20.2 Archí - Anfang

190 30 15
                                    

Dias spürte Sotiris' panischen Atem auf seiner Haut. Die Flammen züngelten durch die Luft, verbrannten alles auf ihrem Weg. Dias' Armhaare versengten mit einem Schlag, die absonderliche Hitze trocknete seinen Körper aus und ließ ihn gleichzeitig schwitzen. Er schluckte, als er Sotiris' Blick traf, der nur kurz mit der Augenbraue zuckte.

Ein tosendes Brüllen erinnerte beide daran, dass der feuerspeiende, bronzene Stier keinesfalls verschwunden war, sondern noch immer echt und sehr wütend war.

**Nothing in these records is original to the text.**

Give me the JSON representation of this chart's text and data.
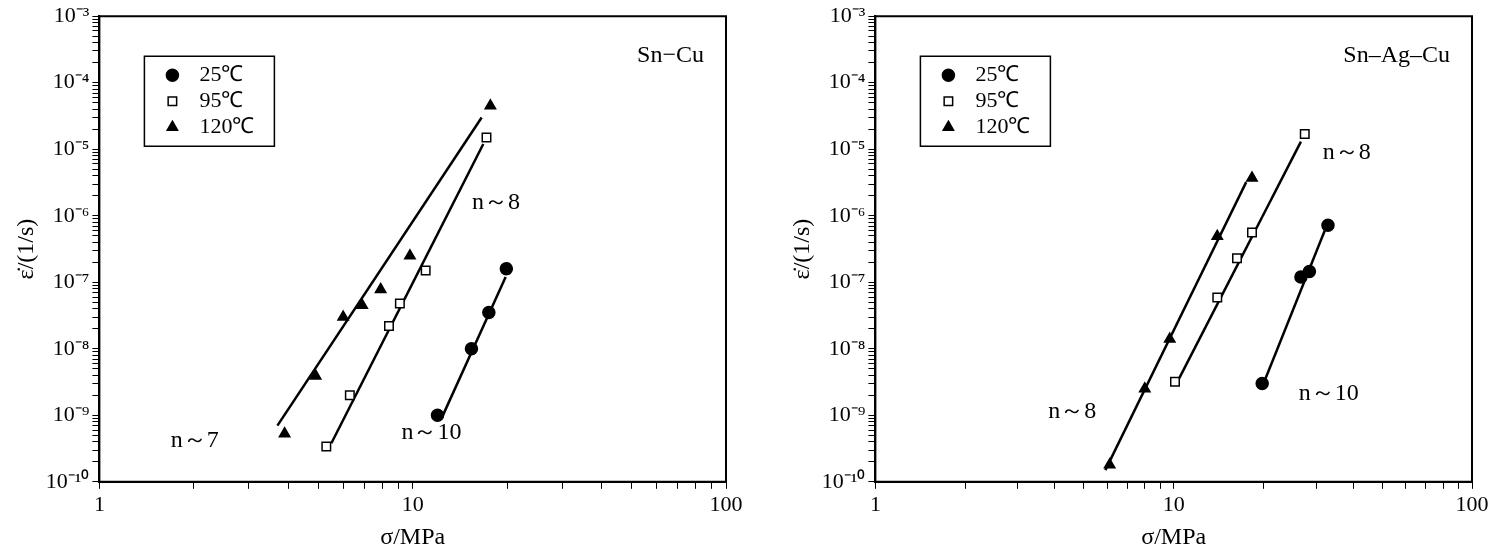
{
  "chart_data": [
    {
      "type": "scatter",
      "xlabel": "σ/MPa",
      "ylabel": "ε̇/(1/s)",
      "log": "xy",
      "grid": false,
      "legend": "top left",
      "xlim": [
        1,
        100
      ],
      "ylim": [
        1e-10,
        0.001
      ],
      "xticks": [
        1,
        {
          "value": 2,
          "label": null
        },
        {
          "value": 3,
          "label": null
        },
        {
          "value": 4,
          "label": null
        },
        {
          "value": 5,
          "label": null
        },
        {
          "value": 6,
          "label": null
        },
        {
          "value": 7,
          "label": null
        },
        {
          "value": 8,
          "label": null
        },
        {
          "value": 9,
          "label": null
        },
        10,
        {
          "value": 20,
          "label": null
        },
        {
          "value": 30,
          "label": null
        },
        {
          "value": 40,
          "label": null
        },
        {
          "value": 50,
          "label": null
        },
        {
          "value": 60,
          "label": null
        },
        {
          "value": 70,
          "label": null
        },
        {
          "value": 80,
          "label": null
        },
        {
          "value": 90,
          "label": null
        },
        100
      ],
      "yticks": [
        {
          "value": 1e-10,
          "label": "10⁻¹⁰"
        },
        {
          "value": 2e-10,
          "label": null
        },
        {
          "value": 3e-10,
          "label": null
        },
        {
          "value": 4e-10,
          "label": null
        },
        {
          "value": 5e-10,
          "label": null
        },
        {
          "value": 6e-10,
          "label": null
        },
        {
          "value": 7e-10,
          "label": null
        },
        {
          "value": 8e-10,
          "label": null
        },
        {
          "value": 9e-10,
          "label": null
        },
        {
          "value": 1e-09,
          "label": "10⁻⁹"
        },
        {
          "value": 2e-09,
          "label": null
        },
        {
          "value": 3e-09,
          "label": null
        },
        {
          "value": 4e-09,
          "label": null
        },
        {
          "value": 5e-09,
          "label": null
        },
        {
          "value": 6e-09,
          "label": null
        },
        {
          "value": 7e-09,
          "label": null
        },
        {
          "value": 8e-09,
          "label": null
        },
        {
          "value": 9e-09,
          "label": null
        },
        {
          "value": 1e-08,
          "label": "10⁻⁸"
        },
        {
          "value": 2e-08,
          "label": null
        },
        {
          "value": 3e-08,
          "label": null
        },
        {
          "value": 4e-08,
          "label": null
        },
        {
          "value": 5e-08,
          "label": null
        },
        {
          "value": 6e-08,
          "label": null
        },
        {
          "value": 7e-08,
          "label": null
        },
        {
          "value": 8e-08,
          "label": null
        },
        {
          "value": 9e-08,
          "label": null
        },
        {
          "value": 1e-07,
          "label": "10⁻⁷"
        },
        {
          "value": 2e-07,
          "label": null
        },
        {
          "value": 3e-07,
          "label": null
        },
        {
          "value": 4e-07,
          "label": null
        },
        {
          "value": 5e-07,
          "label": null
        },
        {
          "value": 6e-07,
          "label": null
        },
        {
          "value": 7e-07,
          "label": null
        },
        {
          "value": 8e-07,
          "label": null
        },
        {
          "value": 9e-07,
          "label": null
        },
        {
          "value": 1e-06,
          "label": "10⁻⁶"
        },
        {
          "value": 2e-06,
          "label": null
        },
        {
          "value": 3e-06,
          "label": null
        },
        {
          "value": 4e-06,
          "label": null
        },
        {
          "value": 5e-06,
          "label": null
        },
        {
          "value": 6e-06,
          "label": null
        },
        {
          "value": 7e-06,
          "label": null
        },
        {
          "value": 8e-06,
          "label": null
        },
        {
          "value": 9e-06,
          "label": null
        },
        {
          "value": 1e-05,
          "label": "10⁻⁵"
        },
        {
          "value": 2e-05,
          "label": null
        },
        {
          "value": 3e-05,
          "label": null
        },
        {
          "value": 4e-05,
          "label": null
        },
        {
          "value": 5e-05,
          "label": null
        },
        {
          "value": 6e-05,
          "label": null
        },
        {
          "value": 7e-05,
          "label": null
        },
        {
          "value": 8e-05,
          "label": null
        },
        {
          "value": 9e-05,
          "label": null
        },
        {
          "value": 0.0001,
          "label": "10⁻⁴"
        },
        {
          "value": 0.0002,
          "label": null
        },
        {
          "value": 0.0003,
          "label": null
        },
        {
          "value": 0.0004,
          "label": null
        },
        {
          "value": 0.0005,
          "label": null
        },
        {
          "value": 0.0006,
          "label": null
        },
        {
          "value": 0.0007,
          "label": null
        },
        {
          "value": 0.0008,
          "label": null
        },
        {
          "value": 0.0009,
          "label": null
        },
        {
          "value": 0.001,
          "label": "10⁻³"
        }
      ],
      "series": [
        {
          "name": "25℃",
          "color": "#000000",
          "marker": "circle",
          "x": [
            12.0,
            15.4,
            17.5,
            19.9
          ],
          "values": [
            1e-09,
            1e-08,
            3.5e-08,
            1.6e-07
          ]
        },
        {
          "name": "95℃",
          "color": "#000000",
          "marker": "square",
          "x": [
            5.3,
            6.3,
            8.4,
            9.1,
            11.0,
            17.2
          ],
          "values": [
            3.4e-10,
            2e-09,
            2.2e-08,
            4.8e-08,
            1.5e-07,
            1.5e-05
          ]
        },
        {
          "name": "120℃",
          "color": "#000000",
          "marker": "triangle",
          "x": [
            3.9,
            4.9,
            6.0,
            6.9,
            7.9,
            9.8,
            17.7
          ],
          "values": [
            5.3e-10,
            3.9e-09,
            3e-08,
            4.5e-08,
            7.8e-08,
            2.5e-07,
            4.5e-05
          ]
        },
        {
          "type": "line",
          "color": "#000000",
          "marker": "none",
          "x": [
            12.4,
            19.8
          ],
          "values": [
            9.3e-10,
            1.2e-07
          ]
        },
        {
          "type": "line",
          "color": "#000000",
          "marker": "none",
          "x": [
            5.5,
            16.8
          ],
          "values": [
            3.8e-10,
            1.2e-05
          ]
        },
        {
          "type": "line",
          "color": "#000000",
          "marker": "none",
          "x": [
            3.7,
            16.6
          ],
          "values": [
            7e-10,
            3e-05
          ]
        }
      ],
      "annotations": [
        "Sn−Cu",
        "n～8",
        "n～7",
        "n～10"
      ]
    },
    {
      "type": "scatter",
      "xlabel": "σ/MPa",
      "ylabel": "ε̇/(1/s)",
      "log": "xy",
      "grid": false,
      "legend": "top left",
      "xlim": [
        1,
        100
      ],
      "ylim": [
        1e-10,
        0.001
      ],
      "xticks": [
        1,
        {
          "value": 2,
          "label": null
        },
        {
          "value": 3,
          "label": null
        },
        {
          "value": 4,
          "label": null
        },
        {
          "value": 5,
          "label": null
        },
        {
          "value": 6,
          "label": null
        },
        {
          "value": 7,
          "label": null
        },
        {
          "value": 8,
          "label": null
        },
        {
          "value": 9,
          "label": null
        },
        10,
        {
          "value": 20,
          "label": null
        },
        {
          "value": 30,
          "label": null
        },
        {
          "value": 40,
          "label": null
        },
        {
          "value": 50,
          "label": null
        },
        {
          "value": 60,
          "label": null
        },
        {
          "value": 70,
          "label": null
        },
        {
          "value": 80,
          "label": null
        },
        {
          "value": 90,
          "label": null
        },
        100
      ],
      "yticks": [
        {
          "value": 1e-10,
          "label": "10⁻¹⁰"
        },
        {
          "value": 2e-10,
          "label": null
        },
        {
          "value": 3e-10,
          "label": null
        },
        {
          "value": 4e-10,
          "label": null
        },
        {
          "value": 5e-10,
          "label": null
        },
        {
          "value": 6e-10,
          "label": null
        },
        {
          "value": 7e-10,
          "label": null
        },
        {
          "value": 8e-10,
          "label": null
        },
        {
          "value": 9e-10,
          "label": null
        },
        {
          "value": 1e-09,
          "label": "10⁻⁹"
        },
        {
          "value": 2e-09,
          "label": null
        },
        {
          "value": 3e-09,
          "label": null
        },
        {
          "value": 4e-09,
          "label": null
        },
        {
          "value": 5e-09,
          "label": null
        },
        {
          "value": 6e-09,
          "label": null
        },
        {
          "value": 7e-09,
          "label": null
        },
        {
          "value": 8e-09,
          "label": null
        },
        {
          "value": 9e-09,
          "label": null
        },
        {
          "value": 1e-08,
          "label": "10⁻⁸"
        },
        {
          "value": 2e-08,
          "label": null
        },
        {
          "value": 3e-08,
          "label": null
        },
        {
          "value": 4e-08,
          "label": null
        },
        {
          "value": 5e-08,
          "label": null
        },
        {
          "value": 6e-08,
          "label": null
        },
        {
          "value": 7e-08,
          "label": null
        },
        {
          "value": 8e-08,
          "label": null
        },
        {
          "value": 9e-08,
          "label": null
        },
        {
          "value": 1e-07,
          "label": "10⁻⁷"
        },
        {
          "value": 2e-07,
          "label": null
        },
        {
          "value": 3e-07,
          "label": null
        },
        {
          "value": 4e-07,
          "label": null
        },
        {
          "value": 5e-07,
          "label": null
        },
        {
          "value": 6e-07,
          "label": null
        },
        {
          "value": 7e-07,
          "label": null
        },
        {
          "value": 8e-07,
          "label": null
        },
        {
          "value": 9e-07,
          "label": null
        },
        {
          "value": 1e-06,
          "label": "10⁻⁶"
        },
        {
          "value": 2e-06,
          "label": null
        },
        {
          "value": 3e-06,
          "label": null
        },
        {
          "value": 4e-06,
          "label": null
        },
        {
          "value": 5e-06,
          "label": null
        },
        {
          "value": 6e-06,
          "label": null
        },
        {
          "value": 7e-06,
          "label": null
        },
        {
          "value": 8e-06,
          "label": null
        },
        {
          "value": 9e-06,
          "label": null
        },
        {
          "value": 1e-05,
          "label": "10⁻⁵"
        },
        {
          "value": 2e-05,
          "label": null
        },
        {
          "value": 3e-05,
          "label": null
        },
        {
          "value": 4e-05,
          "label": null
        },
        {
          "value": 5e-05,
          "label": null
        },
        {
          "value": 6e-05,
          "label": null
        },
        {
          "value": 7e-05,
          "label": null
        },
        {
          "value": 8e-05,
          "label": null
        },
        {
          "value": 9e-05,
          "label": null
        },
        {
          "value": 0.0001,
          "label": "10⁻⁴"
        },
        {
          "value": 0.0002,
          "label": null
        },
        {
          "value": 0.0003,
          "label": null
        },
        {
          "value": 0.0004,
          "label": null
        },
        {
          "value": 0.0005,
          "label": null
        },
        {
          "value": 0.0006,
          "label": null
        },
        {
          "value": 0.0007,
          "label": null
        },
        {
          "value": 0.0008,
          "label": null
        },
        {
          "value": 0.0009,
          "label": null
        },
        {
          "value": 0.001,
          "label": "10⁻³"
        }
      ],
      "series": [
        {
          "name": "25℃",
          "color": "#000000",
          "marker": "circle",
          "x": [
            19.8,
            26.7,
            28.5,
            32.9
          ],
          "values": [
            3e-09,
            1.2e-07,
            1.45e-07,
            7.2e-07
          ]
        },
        {
          "name": "95℃",
          "color": "#000000",
          "marker": "square",
          "x": [
            10.1,
            14.0,
            16.3,
            18.3,
            27.5
          ],
          "values": [
            3.2e-09,
            5.9e-08,
            2.3e-07,
            5.6e-07,
            1.7e-05
          ]
        },
        {
          "name": "120℃",
          "color": "#000000",
          "marker": "triangle",
          "x": [
            6.1,
            8.0,
            9.7,
            14.0,
            18.3
          ],
          "values": [
            1.8e-10,
            2.5e-09,
            1.4e-08,
            4.9e-07,
            3.7e-06
          ]
        },
        {
          "type": "line",
          "color": "#000000",
          "marker": "none",
          "x": [
            20.0,
            32.1
          ],
          "values": [
            3e-09,
            6e-07
          ]
        },
        {
          "type": "line",
          "color": "#000000",
          "marker": "none",
          "x": [
            10.4,
            26.7
          ],
          "values": [
            3.5e-09,
            1.3e-05
          ]
        },
        {
          "type": "line",
          "color": "#000000",
          "marker": "none",
          "x": [
            5.9,
            17.5
          ],
          "values": [
            1.5e-10,
            3.2e-06
          ]
        }
      ],
      "annotations": [
        "Sn–Ag–Cu",
        "n～8",
        "n～8",
        "n～10"
      ]
    }
  ]
}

In einer fließenden Bewegung rollte der Junge von Dias herunter und stellte sich dem Untier mit gezogener Klinge, die er glücklicherweise nicht in seinen Kameraden gerammt hatte. „Komm schon!", brüllte er.

Obschon der Schrei nicht an ihn gerichtet war, rappelte sich Dias mit Feuer im Blut auf, den Blick mit dem des Stiers gekreuzt. Er fühlte die Stärke, die durch ihn raste, als hätte Ares ihn persönlich mit seinem Kriegersinn gesegnet. Seine Sinne waren schärfer denn je und Dias wusste, wohin die Bestie als nächstes rasen würde, noch bevor diese überhaupt die Hufe gedreht hatte.

Er sprang dem anstürmenden Stier mühelos aus dem Weg. Sein Schwertarm raste, noch bevor seine Füße wieder sicher standen, mit einem lautlosen Schlag durch die Luft. Er bohrte die Klinge tief in den hinteren Oberschenkel des Untiers. Metall stach durch Metall, doch der Stier stoppte nicht in seiner Bewegung, um vor Schmerzen zu brüllen.

Wie aus dem Nichts kam Elara dazu und rammte ihrerseits dem Tier ihre eigene Klinge zwischen die bronzenen Rippen, doch auch dieser Schlag schien dem Wesen nichts auszumachen.

„Er muss verwundbare Stellen haben!", ertönte die kreischende Stimme von Vaia irgendwo hinter ihnen.

Dias riss seine Klinge zurück und tänzelte ein paar Schritte weg vom Feind. Der Stier schnaubte, schickte eine Salve Funken auf den Stein unter sich. Die Topasaugen funkelten wie frisch poliert.

„Feuer!", schrie Elara warnend, als der Stier das Maul weit aufriss.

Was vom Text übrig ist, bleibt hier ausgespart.